IP Man,then, can feel like a tribute to the evolution of the industry. Taking place before and during the Sino-Japanese War, the film chronicles the story of Yip Man, the grandmaster of Wing Chun. Starting in provincial Foshan, (Y)Ip Man (played by Donnie Yen) lives with his family and casually teaches his form of martial arts to gracious students and his not-so-humble competitors. When the Japanese invade in 1937, Foshan changes from a beautiful provincial province to an industrial hub for their foreign leaders. Ip Man’s casual lifestyle has to change as well. He can’t rely on the kindness of the town and his status in society anymore. As his family starves and his friends fall victim to the Japanese brutality, he becomes a coolie, shovelling coal. He ends his martial arts practice. A Japanese general comes to Foshan and institutes a new tournament, pitting Chinese martial artists against the Karate of the Japanese Army. Never wanting to use his skill for personal gain, the disappearance of villagers and the general welfare of his family leads him to enter the tournament. This film presents the story of a small town man becoming a national hero.

Inspired by true events, the story of Ip Man has been dramatized greatly in the film. Wing Chun as an art form would have died with Ip Man if it wasn’t for his almost-too-famous-to-mention-disciple-that-left-the-whole-world-in-awe. Donnie Yen conveys the demeanor of a family man forced to use his gifts for defense of his family. Yen took the role seriously, sticking to a meager diet, rigorous training, and mental focus on the spiritual side of the martial art. The result is apparent in almost every scene. Yen’s Ip Man seems introverted, aloof, and purposeful. His representation of Ip Man is as a philosophical ascetic martial arts master, negating the real life opium smoking policeman/martial artist. Furthermore, some of the most dramatic scenes push the mythology rather than history of the man, making the plot feel little more than a nationalist piece such as Zemlya or The Youth of Maxim.

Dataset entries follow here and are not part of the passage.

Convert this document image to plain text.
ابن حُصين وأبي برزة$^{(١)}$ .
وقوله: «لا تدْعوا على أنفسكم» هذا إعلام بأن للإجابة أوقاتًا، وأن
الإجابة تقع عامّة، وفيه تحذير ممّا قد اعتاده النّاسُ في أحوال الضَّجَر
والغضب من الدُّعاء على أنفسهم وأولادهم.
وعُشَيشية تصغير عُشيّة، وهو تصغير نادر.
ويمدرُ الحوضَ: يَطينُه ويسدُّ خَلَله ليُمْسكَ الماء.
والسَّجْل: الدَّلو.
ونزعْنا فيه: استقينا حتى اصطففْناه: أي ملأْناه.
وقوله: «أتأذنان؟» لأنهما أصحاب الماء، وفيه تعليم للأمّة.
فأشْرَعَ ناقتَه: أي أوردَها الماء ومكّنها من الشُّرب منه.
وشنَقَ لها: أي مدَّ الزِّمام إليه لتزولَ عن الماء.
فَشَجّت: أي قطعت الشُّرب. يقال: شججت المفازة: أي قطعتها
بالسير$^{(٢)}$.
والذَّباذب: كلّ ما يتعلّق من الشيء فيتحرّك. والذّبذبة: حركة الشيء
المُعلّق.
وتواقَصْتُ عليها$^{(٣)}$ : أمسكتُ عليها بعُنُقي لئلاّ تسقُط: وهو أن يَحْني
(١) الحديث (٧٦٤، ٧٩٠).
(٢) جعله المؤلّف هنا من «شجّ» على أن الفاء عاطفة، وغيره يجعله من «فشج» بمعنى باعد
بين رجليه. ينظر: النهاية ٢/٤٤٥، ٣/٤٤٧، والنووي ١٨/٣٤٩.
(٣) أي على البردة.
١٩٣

Nevertheless, the scenes are intense, touching portrayals of rural life taken over by industrialism. Foshan, as you would expect, has changed dramatically since the 1930s, meaning the film had to be shot off-site. But the sets are awe-inspiring, showing the incredible trade and beauty of small-town China. The influence of Western trade pops up in unexpected places; the beauty of the small town is revered. The demonstrations of martial arts are clear and divergent, especially the demonstrations of karate against Wing Chun. These painstaking details of retaining the essence of 1930s China is not without credit. It brings the narrative to life in beautiful costumes, sweeping townhouses and mansions, and brings a tangible reality to the story.

“I’m just a Chinese man,” says Ip Man. The simplicity of the statement mirrors the apparent simplicity of Wing Chun. There is little flashy about Ip Man’s fighting ability, as simple and balanced as a solitary grain of rice. Rarely do you see an action film where the protagonist wins each fight without hurting his opponent until absolutely necessary. He is the every-man of China, confronting the frightening reality of Japanese occupation with a tremendous gift, the ability to fight back. It wouldn’t be a stretch to compare it to the story of Chinese cinema emerging out of the shadow of its Eastern and Western neighbors. Regardless of analogy, the film stands well on its own and might be Donnie Yen’s best film to date.